Now there is an "agreed" Brexit transition deal, the Bank of England and FCA have predictably move swiftly to extend passporting rights through this period via a temporary permissions regime. Just as predictably, the EBA has so far not made this statement, and there has been a good deal of commentary around the political chess this is thought to represent. As is often the case with regulation the real story is likely to be both simpler and more complex.

Here are five factors firms can usefully bear in mind, both now and when dealing with regulators on Brexit over the next year or so.

1. The default priorities of regulators are almost always technical and logistical rather than political. What do we need to worry about? Based on what analysis do we take decisions? How do we best complete the task on time with the resources we have? These challenges are multiples greater for the PRA and FCA than for their EU counterparts as no European city has a financial centre close to the size of London. A temporary regime enables UK regulators to focus first on the more complex task of dealing with the re-authorisation of EU branches.

2. A non-trivial part of London's financial reputation – linked to the volume and complexity of decisions it takes - is around being impartial and efficient, and this will come under significant scrutiny through the Brexit process. UK regulators will consequently be determined to be seen to play by the book. This also accounts for Andrew Bailey's previous comments on the UK maintaining international standards post leaving the EU. Other EU regulators are rarely subject to the same level of scrutiny, and as a result their timelines and decision making are typically more relaxed.

3. It would be a mistake to confuse these urges, to be seen as impartial and efficient, with a presumption that all currently passporting firms will necessarily be authorised to operate beyond Brexit in their existing form. Both PRA and FCA will take a fresh look at firms against today's standards, and the simple act of looking at the universe of passporting and branching firms collectively runs a distinct risk of coming up with a slightly different set of answers. Regulators abhor inconsistencies they can't logically justify and Brexit is likely to throw up more than a few.

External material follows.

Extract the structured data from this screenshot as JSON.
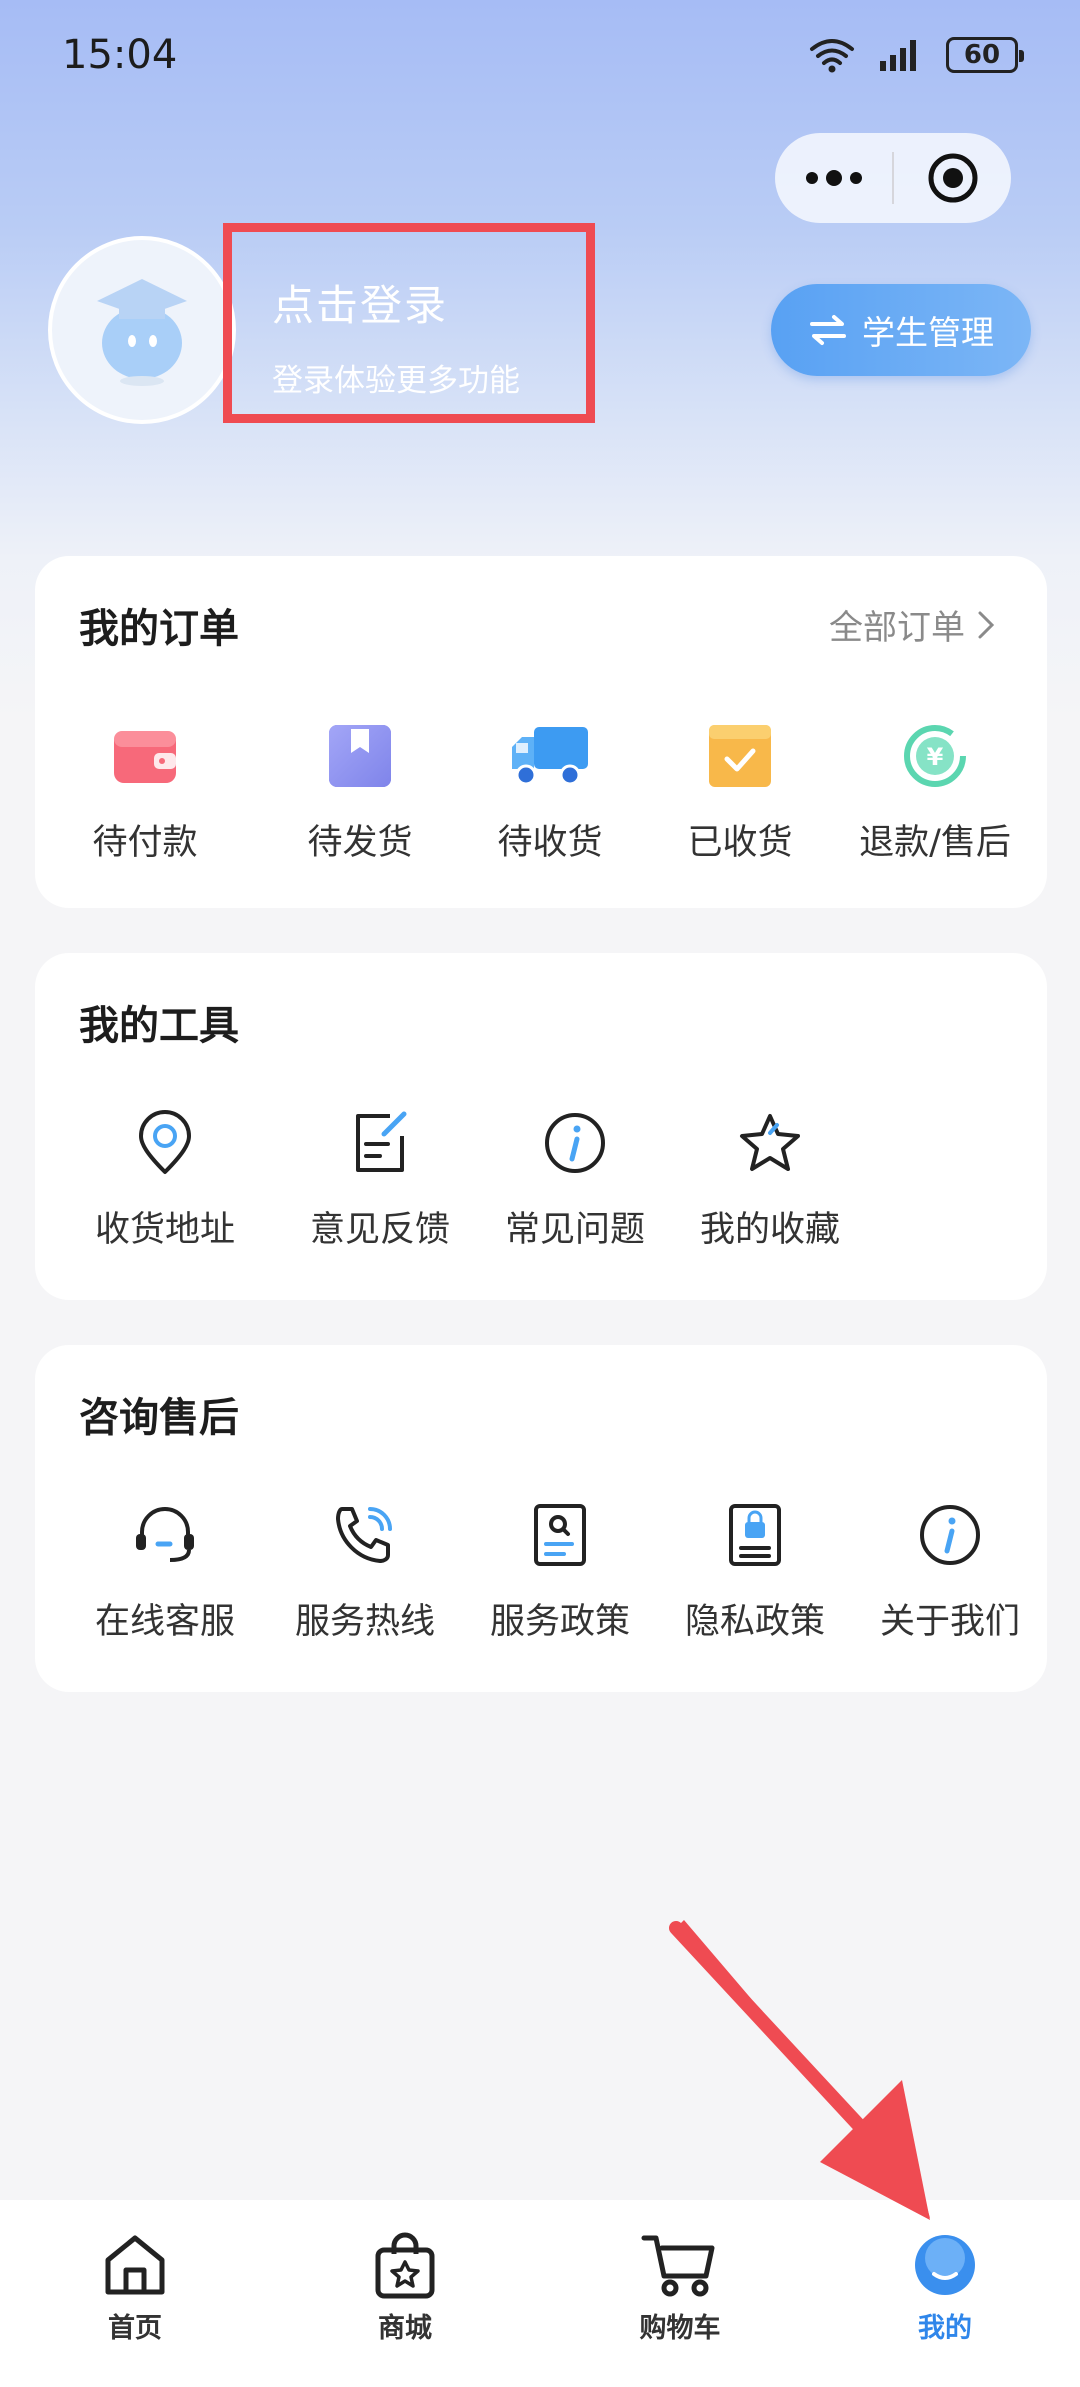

4. For their part(s), the EU 26 may struggle to move collectively through this process and this alignment issue may be at least part of the current delay. Some of the 26 will have expansionist ambitions; some may struggle with recruiting sufficient expertise to make the necessary technical assessments; for others it will simply be a low priority. Firms should therefore not assume that they will be able to move in parallel through the various national authorisation processes towards their post Brexit structures.

5. Lastly, and more another time, a major part of the practical challenge for UK regulators, not shared by the EU 26, is to rewrite their Handbooks of rules. This is unlikely to furnish the "bonfire of red tape" so desired by some (see the urge to maintain international standards above), but should hopefully smooth out longstanding wrinkles. Given the scale of the task, however, it is all but inevitable that both regulators will struggle to achieve coherent approaches across the "new" Handbooks. This will cause considerable angst.

The strong temptation is to see the Brexit process as a series of programme milestones, each one leading to the next. In financial regulation, however, the reality is almost certainly much messier, more a case of adding different ingredients to an already complex cocktail, as they become available, while hoping to balance the proportions and overall quantities to produce something drinkable at the end.